İsrail, NATO işbirliği ile Afganistan üzerinden, Afganistan-İran sınırından İran’a karşı istihbarat operasyonlarına başlamış bulunmaktadır. Afganistan’da İran sınırına 20 kilometre mesafede bulunan NATO’ya ait askeri üste İsrail birliklerinin konuşlandırıldığı, İran içinde yapılacak operasyonların, sabotajların bu üsten yürütüleceği belirtiliyor… Yeni suikastlar geliyor demektir bu. Ayrıca, Birleşik Arap Emirlikleri’nin, kuracağı füze savunma sisteminin bütün Körfez’i içine alacağı hakkında bilgiler de son günlerde dile getirilmeye başlanmıştır. Birleşik Arap Emirlikleri’nin füze kalkanıyla bölgedeki Arap Ülkelerinin kalkanı entegre edilecekmiş yâni bütünleştirilecekmiş havası verilmeye çalışılıyor. Asıl amacın, her ne kadar ülkemizde kurulanın maksadı inkâr edilse de, İran füzelerine karşı koymak için olduğu aşikârdır. Projenin maliyetinin 7 milyar dolar olduğu belirtilmekte. Bu duruma itiraz ediyor, Müslüman halkların paralarının Amerikan emperyalist çıkarlarına hizmet etmesini şiddetle kınıyoruz.
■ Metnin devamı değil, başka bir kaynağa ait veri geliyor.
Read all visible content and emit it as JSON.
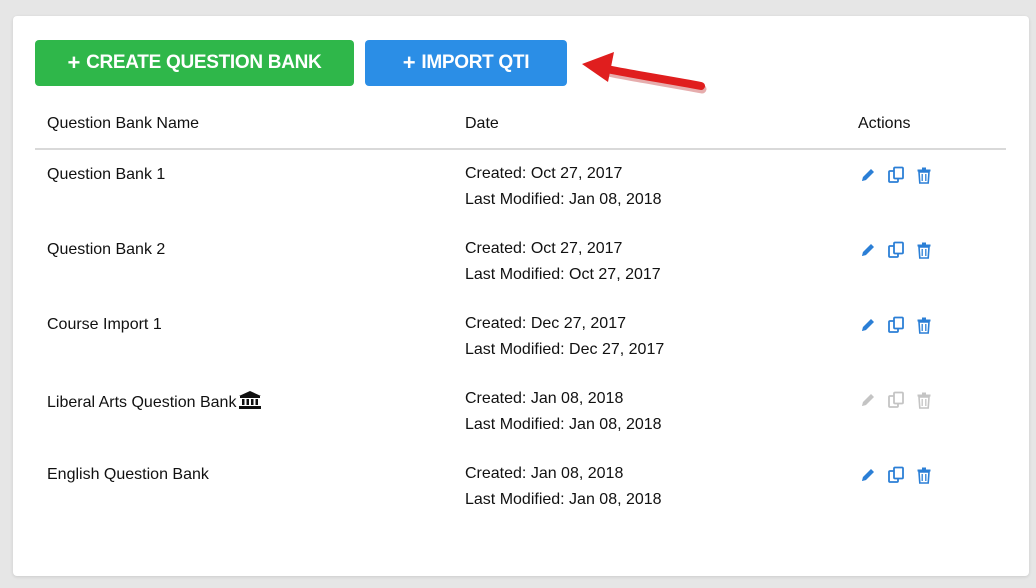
{
  "toolbar": {
    "create_label": "CREATE QUESTION BANK",
    "import_label": "IMPORT QTI"
  },
  "table": {
    "headers": {
      "name": "Question Bank Name",
      "date": "Date",
      "actions": "Actions"
    },
    "rows": [
      {
        "name": "Question Bank 1",
        "created": "Created: Oct 27, 2017",
        "modified": "Last Modified: Jan 08, 2018",
        "disabled": false,
        "institution": false
      },
      {
        "name": "Question Bank 2",
        "created": "Created: Oct 27, 2017",
        "modified": "Last Modified: Oct 27, 2017",
        "disabled": false,
        "institution": false
      },
      {
        "name": "Course Import 1",
        "created": "Created: Dec 27, 2017",
        "modified": "Last Modified: Dec 27, 2017",
        "disabled": false,
        "institution": false
      },
      {
        "name": "Liberal Arts Question Bank",
        "created": "Created: Jan 08, 2018",
        "modified": "Last Modified: Jan 08, 2018",
        "disabled": true,
        "institution": true
      },
      {
        "name": "English Question Bank",
        "created": "Created: Jan 08, 2018",
        "modified": "Last Modified: Jan 08, 2018",
        "disabled": false,
        "institution": false
      }
    ]
  },
  "icons": {
    "edit": "pencil-icon",
    "copy": "copy-icon",
    "delete": "trash-icon",
    "institution": "institution-icon",
    "arrow": "red-arrow-annotation"
  },
  "colors": {
    "create_button": "#2fb74a",
    "import_button": "#2b8ee6",
    "action_icon": "#2b7fd6",
    "action_icon_disabled": "#c4c4c4",
    "annotation_arrow": "#e01e1e"
  }
}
Ayni şekilde; Türkiye toprakları da emperyalist çıkarları için kullandırılmamalı. Nasıl tezkere geçmediyse füze kalkanına meclisten müsaade edilmemelidir.
Ülkemizde ise Üniversite öğrencilerinin yaptığı taşkın eylemler, bazıları için 1980 öncesi kargaşa ortamını hatırlattığından sevinç kaynağı meydana getirmiştir. Üniversiteler ülkesini geleceğe taşımalı; eğitim, bilim yurdu olmalı. Ülke öyle bir yaşanır hâle gelsin ki; ne haklar gasp edilsin (başörtüsüne müdahale edildiği gibi) ne de yöneticiler taciz edilip saldırıya uğrasın. İktidarlar halk için vardır, halklar iktidar için değildir.
Sakarya Adalet Girişimi, hukuksuzluğun ortadan kalkması ve adâletin tesisi için duruşunu ve direnişini her zaman ve zeminde sürdürecektir.
Bu duygularla haftaya aynı saatte burada buluşmak üzere duyarlı ve onurlu Sakaryalılara teşekkür ederiz.